The Price of Compounding #152
Reflecting on a few interesting reads and listens over the past week
It's easy to talk about holding investments for the long term. Very few people recognize how hard it is to actually do nothing but hold.
The fear of missing out on greater returns or suffering through greater losses often prevents us from holding during the extreme highs and lows of any market cycle.
When it comes to investing, we have a few options:
Pay today's price and accept volatility and upheaval
Find an asset with less uncertainty and a lower payoff
Try to get the return while avoiding the volatility that comes along with it
Most of us end up taking the last option. The irony is that by trying to avoid options 1 or 2, many investors end up with a significantly higher cost base/lower return.
So why do people, who pay up for food, housing, clothes, don't want to pay the price of compounding returns?
It's largely because the price of compounding is generally unknown and hard to comprehend. It's important to think about volatility as a fee vs. a fine.
For investors who are entering today's market with expectations of making 20%+ returns, it's important to accept the possibility of 20%+ declines.
Once you start to accept that market volatility is the price of compounding, the next question you should ask yourself is which assets are worth paying the price of volatility.
The coming 6-18 months are going to test the ability of investors to withstand these drawdowns/lower returns. While the past few years were defined by one’s ability to deploy capital, the coming period (I believe) will be more defined by the ability to conserve capital and deploy in high ROIC projects.
This is probably one of the best compilations I've seen on a wide variety of investing frameworks and business models. Here are a couple of sections that caught my attention:
The Seven Deadly Sins Are Actually The Seven Core Motivators
All successful consumer-facing companies appeal to one or more of the seven deadly sins. They are time-tested core motivators that incentivize people to do things (the fact that they have survived for all of time without any edits is proof of their power). There are no successful consumer companies that do not appeal to any of the seven deadly sins.

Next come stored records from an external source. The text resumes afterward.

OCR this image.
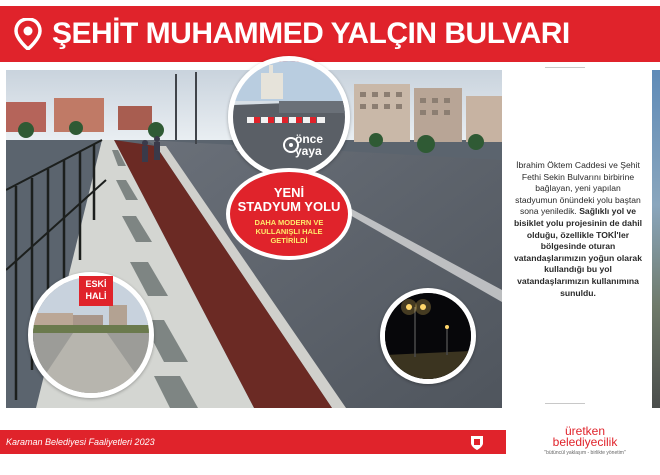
ŞEHİT MUHAMMED YALÇIN BULVARI
önce
yaya
YENİ
STADYUM YOLU
DAHA MODERN VE KULLANIŞLI HALE GETİRİLDİ
ESKİ
HALİ
İbrahim Öktem Caddesi ve Şehit Fethi Sekin Bulvarını birbirine bağlayan, yeni yapılan stadyumun önündeki yolu baştan sona yeniledik. Sağlıklı yol ve bisiklet yolu projesinin de dahil olduğu, özellikle TOKİ'ler bölgesinde oturan vatandaşlarımızın yoğun olarak kullandığı bu yol vatandaşlarımızın kullanımına sunuldu.
üretken
belediyecilik
"bütüncül yaklaşım - birlikte yönetim"
Karaman Belediyesi Faaliyetleri 2023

Different motivators can apply to different constituents within each company, even different behaviors from the same constituent.
Examples:
Sloth: Uber, Amazon
Pride: Instagram, Tik Tok
Gluttony: DoorDash, Netflix
Lust: Tinder, OnlyFans
Envy: Pinterest
Wrath: Twitter
Greed: Bitcoin, Robinhood
A Specialized Tool Will Always Beat A Generalized Tool Over Time
A Swiss Army knife is very useful when you are space constrained. It is less useful when you need a dedicated screwdriver to assemble a room full of furniture. Similarly, products with a generalized value proposition will inevitably be cannibalized by more specialized competitors. Convenience is the only defense generalized tools have against erosion by specialized tools.
First Order Irrational, Second Order Rational
A very effective strategy to unlock potential energy in what may seem to be a calcified ecosystem is to do something that the existing, entrenched players deem to be completely irrational. The conceit in this strategy is that while the behavior may seem irrational at the first-order level, it is rational at the second-order level and often leads to a market-leading position if not a monopoly.
Distribution vs. Monetization
Platforms focus on offering the supply side of their ecosystem either distribution or monetization. Those that focus on a combination of both will be challenged by the specialized vs. generalized dynamic over time.